Richmond National Cemetery

Richmond, VA
United States
Richmond National Cemetery

Located three miles southeast of downtown Richmond, this 9.74-acre cemetery serves as the final resting place for more than 9,300 individuals. Established in 1866 and lying within the Confederate lines of fortification, the cemetery was created for the reinterment of Union soldiers from nearby burial grounds including Shockoe, Oakwood, and Hollywood Cemeteries, the Belle Isle Confederate Prison, and from battlefields at Rocketts Landing, Cold Harbor, and Seven Pines.

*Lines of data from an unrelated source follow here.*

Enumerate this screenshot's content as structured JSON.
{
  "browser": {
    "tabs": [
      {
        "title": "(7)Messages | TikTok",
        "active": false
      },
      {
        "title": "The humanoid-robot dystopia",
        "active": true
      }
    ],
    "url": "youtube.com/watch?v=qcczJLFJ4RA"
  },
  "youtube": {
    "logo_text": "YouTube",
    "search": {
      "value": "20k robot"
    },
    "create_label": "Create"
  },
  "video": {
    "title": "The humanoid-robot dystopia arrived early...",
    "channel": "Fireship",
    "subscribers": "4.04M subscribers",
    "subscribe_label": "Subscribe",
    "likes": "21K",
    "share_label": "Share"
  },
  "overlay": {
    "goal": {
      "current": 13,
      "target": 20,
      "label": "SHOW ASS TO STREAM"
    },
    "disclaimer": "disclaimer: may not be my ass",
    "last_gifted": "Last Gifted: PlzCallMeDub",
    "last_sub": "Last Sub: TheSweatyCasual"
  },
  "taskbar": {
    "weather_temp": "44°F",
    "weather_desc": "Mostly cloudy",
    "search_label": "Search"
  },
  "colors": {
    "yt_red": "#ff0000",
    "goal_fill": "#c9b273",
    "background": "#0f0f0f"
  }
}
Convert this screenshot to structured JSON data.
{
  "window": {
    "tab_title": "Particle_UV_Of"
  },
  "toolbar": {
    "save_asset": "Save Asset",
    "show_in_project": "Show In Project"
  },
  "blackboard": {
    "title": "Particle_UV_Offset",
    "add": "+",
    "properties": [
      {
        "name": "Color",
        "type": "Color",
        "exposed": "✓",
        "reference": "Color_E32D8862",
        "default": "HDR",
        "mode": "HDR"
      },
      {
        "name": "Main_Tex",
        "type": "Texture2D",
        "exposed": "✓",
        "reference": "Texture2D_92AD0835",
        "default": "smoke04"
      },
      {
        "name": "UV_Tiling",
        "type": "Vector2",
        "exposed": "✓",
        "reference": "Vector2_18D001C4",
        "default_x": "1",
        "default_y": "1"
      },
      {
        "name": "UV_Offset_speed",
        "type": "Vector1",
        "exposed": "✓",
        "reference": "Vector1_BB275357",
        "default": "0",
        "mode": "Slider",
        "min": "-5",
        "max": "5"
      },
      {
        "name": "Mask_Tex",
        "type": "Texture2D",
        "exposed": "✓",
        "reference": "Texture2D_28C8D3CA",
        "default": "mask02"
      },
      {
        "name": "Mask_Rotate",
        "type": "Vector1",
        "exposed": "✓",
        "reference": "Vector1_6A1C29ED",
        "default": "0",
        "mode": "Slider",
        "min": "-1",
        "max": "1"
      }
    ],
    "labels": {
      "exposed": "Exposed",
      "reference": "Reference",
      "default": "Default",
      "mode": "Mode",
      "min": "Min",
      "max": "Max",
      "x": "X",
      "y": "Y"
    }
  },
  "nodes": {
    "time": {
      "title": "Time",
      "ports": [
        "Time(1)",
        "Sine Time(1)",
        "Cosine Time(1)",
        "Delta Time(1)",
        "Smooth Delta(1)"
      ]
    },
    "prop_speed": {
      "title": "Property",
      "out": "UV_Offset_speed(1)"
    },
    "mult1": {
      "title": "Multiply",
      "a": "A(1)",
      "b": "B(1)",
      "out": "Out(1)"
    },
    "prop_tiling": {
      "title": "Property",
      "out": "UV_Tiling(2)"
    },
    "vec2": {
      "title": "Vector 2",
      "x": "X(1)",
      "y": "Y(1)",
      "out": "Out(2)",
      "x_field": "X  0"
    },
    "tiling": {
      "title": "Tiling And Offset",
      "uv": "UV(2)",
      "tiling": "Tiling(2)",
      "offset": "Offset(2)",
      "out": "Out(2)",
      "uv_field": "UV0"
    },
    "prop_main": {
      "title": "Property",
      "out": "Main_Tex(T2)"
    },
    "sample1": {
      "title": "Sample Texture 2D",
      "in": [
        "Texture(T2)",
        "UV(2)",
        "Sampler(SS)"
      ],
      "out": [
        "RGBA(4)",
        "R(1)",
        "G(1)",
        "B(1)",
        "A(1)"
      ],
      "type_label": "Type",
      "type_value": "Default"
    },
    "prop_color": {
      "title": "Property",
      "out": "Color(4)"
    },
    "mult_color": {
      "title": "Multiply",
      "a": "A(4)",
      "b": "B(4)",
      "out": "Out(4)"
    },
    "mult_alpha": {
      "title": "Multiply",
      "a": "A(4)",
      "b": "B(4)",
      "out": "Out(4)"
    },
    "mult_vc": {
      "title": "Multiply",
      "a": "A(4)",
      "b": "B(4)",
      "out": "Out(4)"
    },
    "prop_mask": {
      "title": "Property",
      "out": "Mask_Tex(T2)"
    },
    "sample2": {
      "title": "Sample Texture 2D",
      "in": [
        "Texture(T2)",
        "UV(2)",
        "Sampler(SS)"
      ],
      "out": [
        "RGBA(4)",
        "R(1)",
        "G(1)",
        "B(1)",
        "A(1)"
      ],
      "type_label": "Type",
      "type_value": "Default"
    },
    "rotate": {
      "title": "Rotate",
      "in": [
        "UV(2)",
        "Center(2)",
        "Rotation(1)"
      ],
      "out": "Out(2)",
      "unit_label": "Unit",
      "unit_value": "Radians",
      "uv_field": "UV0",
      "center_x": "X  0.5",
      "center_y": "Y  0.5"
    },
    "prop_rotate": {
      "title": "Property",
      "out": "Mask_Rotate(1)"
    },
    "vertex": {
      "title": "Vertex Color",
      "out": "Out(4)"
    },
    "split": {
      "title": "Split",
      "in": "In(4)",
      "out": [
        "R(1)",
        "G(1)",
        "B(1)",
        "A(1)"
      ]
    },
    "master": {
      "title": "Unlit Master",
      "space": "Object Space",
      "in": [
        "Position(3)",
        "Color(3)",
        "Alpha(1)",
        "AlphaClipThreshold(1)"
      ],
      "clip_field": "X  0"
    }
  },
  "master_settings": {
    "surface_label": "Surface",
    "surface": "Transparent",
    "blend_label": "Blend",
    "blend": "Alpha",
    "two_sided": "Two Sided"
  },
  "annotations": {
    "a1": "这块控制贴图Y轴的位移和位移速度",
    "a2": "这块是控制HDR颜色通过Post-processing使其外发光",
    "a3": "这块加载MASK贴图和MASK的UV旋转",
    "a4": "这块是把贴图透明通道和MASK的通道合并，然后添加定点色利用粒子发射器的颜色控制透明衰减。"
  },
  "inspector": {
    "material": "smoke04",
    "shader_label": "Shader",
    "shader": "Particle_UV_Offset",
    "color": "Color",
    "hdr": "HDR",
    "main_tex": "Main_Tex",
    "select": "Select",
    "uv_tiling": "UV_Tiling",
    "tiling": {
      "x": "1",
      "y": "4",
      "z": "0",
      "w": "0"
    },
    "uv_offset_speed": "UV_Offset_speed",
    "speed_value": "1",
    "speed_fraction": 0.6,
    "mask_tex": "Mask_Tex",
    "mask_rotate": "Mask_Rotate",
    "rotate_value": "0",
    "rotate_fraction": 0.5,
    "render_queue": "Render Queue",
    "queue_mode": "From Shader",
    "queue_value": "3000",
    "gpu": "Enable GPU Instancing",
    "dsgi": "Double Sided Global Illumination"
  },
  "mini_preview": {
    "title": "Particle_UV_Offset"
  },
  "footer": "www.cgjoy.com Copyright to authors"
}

The rectangular parcel—now surrounded by residential neighborhoods— was purchased from three owners between 1867 (reinterments had already commenced by the time the deed was transferred) and 1903. A superintendent’s lodge was built in 1870 according to standard plans designed by Quartermaster General Montgomery Meigs. In 1890 a rostrum and gazebo were constructed in the northeast section of the cemetery.  Enclosed by a sandstone and granite wall also built in 1890, the layout of the cemetery comprises four burial sections divided by a cross-axis of paved roads. The main entrance at the center of the north wall is marked by stone pillars and a wrought-iron gate. At the intersection of the four plots, a grass mound is ornamented with a flagpole. The burial markers, originally whitewashed wooden boards, comprise neatly ordered marble headstones in linear rows on the east-west axis. In 1952 the gazebo was removed leaving only a concrete pad, brick platform, and iron stairs and railing. The cemetery was closed to new burials in 1963. A few specimen oaks and magnolias, as well as crape myrtle and pines, punctuate the site, which was listed in the National Register of Historic Places in 1995.